Pietersen appears to have borrowed his particularly distinctive version of an oath of allegiance from Darren Gough, the England fast bowler, who has a similar inscription. "I think there's a strong probability of having it done on the day we leave but not before then because I believe it forms a scab," said Pietersen yesterday.

"The three lions with my cap number 185 underneath. That's not a Christmas present, that's for life. If anybody comes up to me and tells me I'm not English..."

Perhaps he will be telling his critics that the three lions rampant were the heraldic symbol of Richard the Lionheart and used to be underscored on English cricket shirts by the crown, a dispensation given to the MCC by Edward VII in 1909.

Pietersen had his refresher course of South African crowds while playing for England on Friday night in Kimberley and if they were inviting him out afterwards it was not for a quiet drink. "They gave me that traitor shit and all that nonsense, but it's water off a duck's back. I was South African for four years in England and copped it and now I'm copping it for being English in South Africa.

"The opposition that played last night just gave me stares but I wasn't really fussed since a lot of the blokes can hardly speak proper English."

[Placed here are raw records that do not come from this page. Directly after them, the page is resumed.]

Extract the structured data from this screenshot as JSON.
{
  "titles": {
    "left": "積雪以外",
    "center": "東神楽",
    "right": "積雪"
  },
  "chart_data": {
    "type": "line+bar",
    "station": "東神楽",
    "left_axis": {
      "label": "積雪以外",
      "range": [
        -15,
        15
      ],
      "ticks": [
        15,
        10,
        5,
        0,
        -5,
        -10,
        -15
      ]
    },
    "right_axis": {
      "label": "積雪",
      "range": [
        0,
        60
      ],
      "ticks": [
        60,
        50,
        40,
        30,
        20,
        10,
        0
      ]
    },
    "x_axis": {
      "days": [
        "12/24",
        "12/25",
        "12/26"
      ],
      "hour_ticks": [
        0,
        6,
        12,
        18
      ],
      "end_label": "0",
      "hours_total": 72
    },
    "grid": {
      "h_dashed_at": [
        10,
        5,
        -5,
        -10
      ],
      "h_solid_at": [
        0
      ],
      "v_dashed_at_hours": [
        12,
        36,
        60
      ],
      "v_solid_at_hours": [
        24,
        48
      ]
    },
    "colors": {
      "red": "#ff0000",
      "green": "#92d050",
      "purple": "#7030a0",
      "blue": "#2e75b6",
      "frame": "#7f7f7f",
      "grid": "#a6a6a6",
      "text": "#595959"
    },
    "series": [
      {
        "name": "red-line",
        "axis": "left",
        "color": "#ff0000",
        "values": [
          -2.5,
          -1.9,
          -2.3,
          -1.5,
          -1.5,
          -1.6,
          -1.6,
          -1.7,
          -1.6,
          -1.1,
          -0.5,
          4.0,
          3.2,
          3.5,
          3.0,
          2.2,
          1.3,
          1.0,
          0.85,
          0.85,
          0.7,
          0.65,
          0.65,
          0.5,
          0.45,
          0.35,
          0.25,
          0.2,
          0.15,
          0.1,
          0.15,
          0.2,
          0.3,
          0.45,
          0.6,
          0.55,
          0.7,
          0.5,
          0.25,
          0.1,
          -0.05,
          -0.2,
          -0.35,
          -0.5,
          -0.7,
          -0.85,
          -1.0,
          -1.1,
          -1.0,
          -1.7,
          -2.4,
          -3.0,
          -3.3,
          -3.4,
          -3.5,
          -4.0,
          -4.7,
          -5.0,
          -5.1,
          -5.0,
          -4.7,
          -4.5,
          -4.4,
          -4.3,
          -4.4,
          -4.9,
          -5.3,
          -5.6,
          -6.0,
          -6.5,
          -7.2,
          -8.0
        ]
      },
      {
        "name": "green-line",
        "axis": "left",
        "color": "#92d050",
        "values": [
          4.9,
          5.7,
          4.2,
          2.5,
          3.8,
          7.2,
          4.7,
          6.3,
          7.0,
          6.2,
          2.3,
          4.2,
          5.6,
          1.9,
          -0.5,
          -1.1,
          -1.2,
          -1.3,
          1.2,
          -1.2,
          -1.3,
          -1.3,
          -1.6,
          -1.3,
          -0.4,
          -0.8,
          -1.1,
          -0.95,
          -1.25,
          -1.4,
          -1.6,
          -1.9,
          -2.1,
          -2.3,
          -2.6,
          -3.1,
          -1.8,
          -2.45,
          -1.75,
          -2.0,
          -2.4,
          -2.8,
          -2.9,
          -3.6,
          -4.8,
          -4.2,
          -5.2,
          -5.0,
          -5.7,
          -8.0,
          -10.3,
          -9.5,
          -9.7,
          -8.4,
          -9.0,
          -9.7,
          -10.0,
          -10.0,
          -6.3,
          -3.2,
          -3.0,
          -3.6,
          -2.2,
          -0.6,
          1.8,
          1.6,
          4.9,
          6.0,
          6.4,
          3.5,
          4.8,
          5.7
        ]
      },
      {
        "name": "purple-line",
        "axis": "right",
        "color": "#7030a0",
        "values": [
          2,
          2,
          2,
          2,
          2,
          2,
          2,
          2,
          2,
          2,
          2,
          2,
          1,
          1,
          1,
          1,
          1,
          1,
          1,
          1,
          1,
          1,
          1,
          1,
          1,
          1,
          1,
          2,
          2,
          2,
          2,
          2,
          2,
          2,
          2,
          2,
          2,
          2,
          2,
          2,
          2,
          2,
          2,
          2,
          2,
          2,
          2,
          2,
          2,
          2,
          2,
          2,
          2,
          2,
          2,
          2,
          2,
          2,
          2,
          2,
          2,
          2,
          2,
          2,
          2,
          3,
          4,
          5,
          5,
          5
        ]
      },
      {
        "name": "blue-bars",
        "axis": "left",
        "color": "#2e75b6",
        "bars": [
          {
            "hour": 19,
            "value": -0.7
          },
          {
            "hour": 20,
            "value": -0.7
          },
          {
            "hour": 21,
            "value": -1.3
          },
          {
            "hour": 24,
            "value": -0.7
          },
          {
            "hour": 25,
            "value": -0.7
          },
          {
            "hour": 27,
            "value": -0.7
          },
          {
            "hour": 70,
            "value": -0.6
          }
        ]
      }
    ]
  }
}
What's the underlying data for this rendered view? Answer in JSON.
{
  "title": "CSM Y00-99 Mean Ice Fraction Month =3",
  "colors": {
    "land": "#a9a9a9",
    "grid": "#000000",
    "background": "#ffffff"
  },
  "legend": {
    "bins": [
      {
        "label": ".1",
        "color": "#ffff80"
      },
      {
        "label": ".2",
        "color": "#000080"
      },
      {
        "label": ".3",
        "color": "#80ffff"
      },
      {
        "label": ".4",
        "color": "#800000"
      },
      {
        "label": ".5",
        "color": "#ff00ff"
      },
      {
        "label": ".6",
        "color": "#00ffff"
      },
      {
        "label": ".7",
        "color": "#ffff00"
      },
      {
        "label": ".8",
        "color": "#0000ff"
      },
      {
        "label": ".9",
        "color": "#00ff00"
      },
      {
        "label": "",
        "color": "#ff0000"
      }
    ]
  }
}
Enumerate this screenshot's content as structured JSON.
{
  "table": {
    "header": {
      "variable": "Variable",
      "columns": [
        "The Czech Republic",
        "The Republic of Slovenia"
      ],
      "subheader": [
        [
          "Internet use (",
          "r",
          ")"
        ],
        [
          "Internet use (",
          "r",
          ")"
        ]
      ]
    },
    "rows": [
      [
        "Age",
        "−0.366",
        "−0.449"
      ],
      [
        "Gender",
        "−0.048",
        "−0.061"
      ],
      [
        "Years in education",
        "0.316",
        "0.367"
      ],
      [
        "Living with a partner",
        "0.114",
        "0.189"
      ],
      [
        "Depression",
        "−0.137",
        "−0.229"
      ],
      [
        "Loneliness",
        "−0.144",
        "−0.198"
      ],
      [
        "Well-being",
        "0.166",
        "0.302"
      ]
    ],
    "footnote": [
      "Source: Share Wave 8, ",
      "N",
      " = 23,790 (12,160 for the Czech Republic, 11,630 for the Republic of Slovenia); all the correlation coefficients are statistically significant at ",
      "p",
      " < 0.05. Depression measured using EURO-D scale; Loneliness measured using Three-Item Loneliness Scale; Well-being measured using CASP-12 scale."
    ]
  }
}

The increasingly audacious manner in which he made 97 suggested that there was not a trace of water left on his back at all. It was unfettered big hitting in the Botham/Flintoff mould. He went on to say that he was a determined to play Test cricket with his name first on the team sheet, that he was a confident chap who had set out his goals by coming to England, and was not about to get an argument on that score.

Pietersen, whose ambition blazes in his eyes, was able to play county cricket in England because his mother was born there. In the past four years, he has frequently been invited to explain why he left. First, his answers revolved round the quota system which gave guaranteed places in provincial teams to non-white players. But latterly he has been careful to explain his allegiance to England. "I'm learning to speak like an Englishman, in fact I'll be speaking Yorkshire soon. I'm hanging round with Darren Gough too much."

He still has the humility to pinch himself. "It's unbelievable. If you'd have told me four years ago that I'd be playing international cricket now I'd have told you to go and get another drink," he said. "If things had worked out differently and I'd stayed in South Africa I'd probably be an engineer. My best mate who was better me than four years ago is playing club cricket now."

Even a man with his confidence may be relieved to hear a South African voice of reason. Boeta Dippenaar, who was captain of South Africa A on Friday night, said: "You must go with where you think there are the best opportunities and he obviously felt they weren't that great round here. You can't fault him, but there's no doubt he will probably be reminded on Sunday."

Dippenaar admired Pietersen's cricket skills too after see him strike three booming sixes. "He's got a ruthless streak similar to Hansie Cronje, who batted that way when the game was in the balance and then would suddenly decide to end it quickly."

Perhaps it was an unfortunate parallel since Cronje, though disgraced, is still considered a hero in these parts. Whatever happens tomorrow, that status will never be conferred on Pietersen. Not at the Wanderers, with or without a three lions tattoo.